Japanese court rules forcing trans people to be sterilised is ‘unconstitutional’
Japan’s top court has declared it unconstitutional to require trans people, who want to legally transition, to be sterilised.
The decision marks the first time the Supreme Court has judged the clause unconstitutional and comes just days after a family court in the country considered a similar case.
On Wednesday (25 October), the Supreme Court’s 15-strong grand bench ruled on the constitutionality of the Gender Identity Disorder Special Cases Act, after an unnamed transgender woman – who has not undergone surgery – began legal action.
The woman, whose identity has been withheld to protect her privacy, says she lives “socially as a woman” but is documented as a male in her family registry because she has not had surgery.
The Japanese Times reported the woman’s lawyers, Kazuyuki Minami and Masafumi Yoshida, said the current law violates her right to pursue happiness and to live without being discriminated against.
The 2004 legislation states that trans people must have their reproductive organs removed for the state to recognise their transition and to have the gender assigned at birth changed on their family registry.
The law also says that, in order to legally transition, trans people must have a diagnosis of gender dysphoria confirmed by at least two doctors, be aged 18 or older, be unmarried and have no underage children.
LGBTQ+ activists and advocacy groups have long criticised the sterilisation requirement and wider legal process in Japan, with Human Rights Watch describing the requirement for surgery as “coercion” and requiring trans people not to have underage children as a violation of their right to privacy and family life.
The Supreme Court’s decision comes just days after the a family court in Shizuoka, on the island of Honshu, ruled it was unconstitutional to require trans people to be sterilised.
The ruling came after trans man Gen Suzuki filed a request in 2021 to change his gender to male on official documentation but did not wish to have surgery on his reproductive organs.

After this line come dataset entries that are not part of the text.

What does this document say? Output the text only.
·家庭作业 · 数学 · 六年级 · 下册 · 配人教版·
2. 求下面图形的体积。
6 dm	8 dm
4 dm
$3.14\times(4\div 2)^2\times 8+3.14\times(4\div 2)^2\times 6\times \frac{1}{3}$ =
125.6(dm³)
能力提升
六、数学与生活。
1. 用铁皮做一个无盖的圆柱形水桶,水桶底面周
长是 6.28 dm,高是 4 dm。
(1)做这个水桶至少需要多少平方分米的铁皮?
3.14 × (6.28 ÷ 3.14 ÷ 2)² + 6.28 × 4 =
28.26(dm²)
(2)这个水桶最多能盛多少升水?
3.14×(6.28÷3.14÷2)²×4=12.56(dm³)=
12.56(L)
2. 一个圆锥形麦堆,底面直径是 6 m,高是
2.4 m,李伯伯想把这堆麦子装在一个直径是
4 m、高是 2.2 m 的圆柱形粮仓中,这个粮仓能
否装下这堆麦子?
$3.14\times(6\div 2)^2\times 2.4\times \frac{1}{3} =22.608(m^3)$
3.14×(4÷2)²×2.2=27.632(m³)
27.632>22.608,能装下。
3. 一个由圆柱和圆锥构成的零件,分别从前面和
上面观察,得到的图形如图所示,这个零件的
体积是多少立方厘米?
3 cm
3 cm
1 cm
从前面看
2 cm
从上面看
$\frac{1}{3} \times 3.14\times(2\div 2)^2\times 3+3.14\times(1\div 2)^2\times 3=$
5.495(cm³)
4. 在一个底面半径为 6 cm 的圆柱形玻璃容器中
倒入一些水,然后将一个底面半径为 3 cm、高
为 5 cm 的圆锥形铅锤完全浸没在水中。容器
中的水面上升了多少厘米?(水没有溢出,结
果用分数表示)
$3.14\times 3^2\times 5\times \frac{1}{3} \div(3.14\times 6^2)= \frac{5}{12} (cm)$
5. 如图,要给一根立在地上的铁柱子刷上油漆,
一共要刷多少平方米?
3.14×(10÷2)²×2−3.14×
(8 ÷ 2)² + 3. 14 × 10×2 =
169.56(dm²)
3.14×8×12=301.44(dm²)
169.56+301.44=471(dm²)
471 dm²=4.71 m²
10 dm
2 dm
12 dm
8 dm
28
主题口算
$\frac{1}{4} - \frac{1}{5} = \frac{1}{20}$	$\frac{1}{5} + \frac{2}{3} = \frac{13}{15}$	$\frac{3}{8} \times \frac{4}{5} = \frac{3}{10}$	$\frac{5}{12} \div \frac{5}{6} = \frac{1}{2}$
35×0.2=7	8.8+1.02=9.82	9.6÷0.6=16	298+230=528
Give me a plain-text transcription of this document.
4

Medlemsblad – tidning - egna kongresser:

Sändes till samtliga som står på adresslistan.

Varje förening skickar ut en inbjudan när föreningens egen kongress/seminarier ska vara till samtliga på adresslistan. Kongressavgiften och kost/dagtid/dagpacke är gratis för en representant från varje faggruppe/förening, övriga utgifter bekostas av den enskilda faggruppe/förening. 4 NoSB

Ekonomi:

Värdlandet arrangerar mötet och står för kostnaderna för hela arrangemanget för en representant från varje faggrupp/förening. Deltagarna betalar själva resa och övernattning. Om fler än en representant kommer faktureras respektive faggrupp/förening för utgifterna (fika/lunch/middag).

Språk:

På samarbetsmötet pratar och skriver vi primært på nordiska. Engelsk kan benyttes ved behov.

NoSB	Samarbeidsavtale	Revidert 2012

Suzuki, who was diagnosed with gender dysphoria at the age of 40, had hormone therapy treatment and top surgery, but drew the line at the required sterilisation procedure.
He argued such a requirement was inhuman, and the court, in a landmark ruling, agreed. “I want children to hang on to their hope. I want to see a society where sexual diversity is naturally accepted,” he told The Associated Press.
The World Health Organization, UN Human Rights Office and several international bodies have previously called for the elimination of forced, coercive and otherwise involuntary sterilisation. Currently, trans people can change their legal gender in 86 countries, but 39 require surgery.
Japan remains the only G7 nation which does not legally recognise same-sex marriage, with the country’s constitution declaring that such a union is between a man and woman. There are also no discrimination protections for LGBTQ+ people.
However, support for the LGBTQ+ community in the country has been growing, especially among younger people, with recent data suggesting 69 per cent back same-sex marriage, 66 per cent are in favour of same-sex adoption and 69 per cent agree trans people should be protected from discrimination.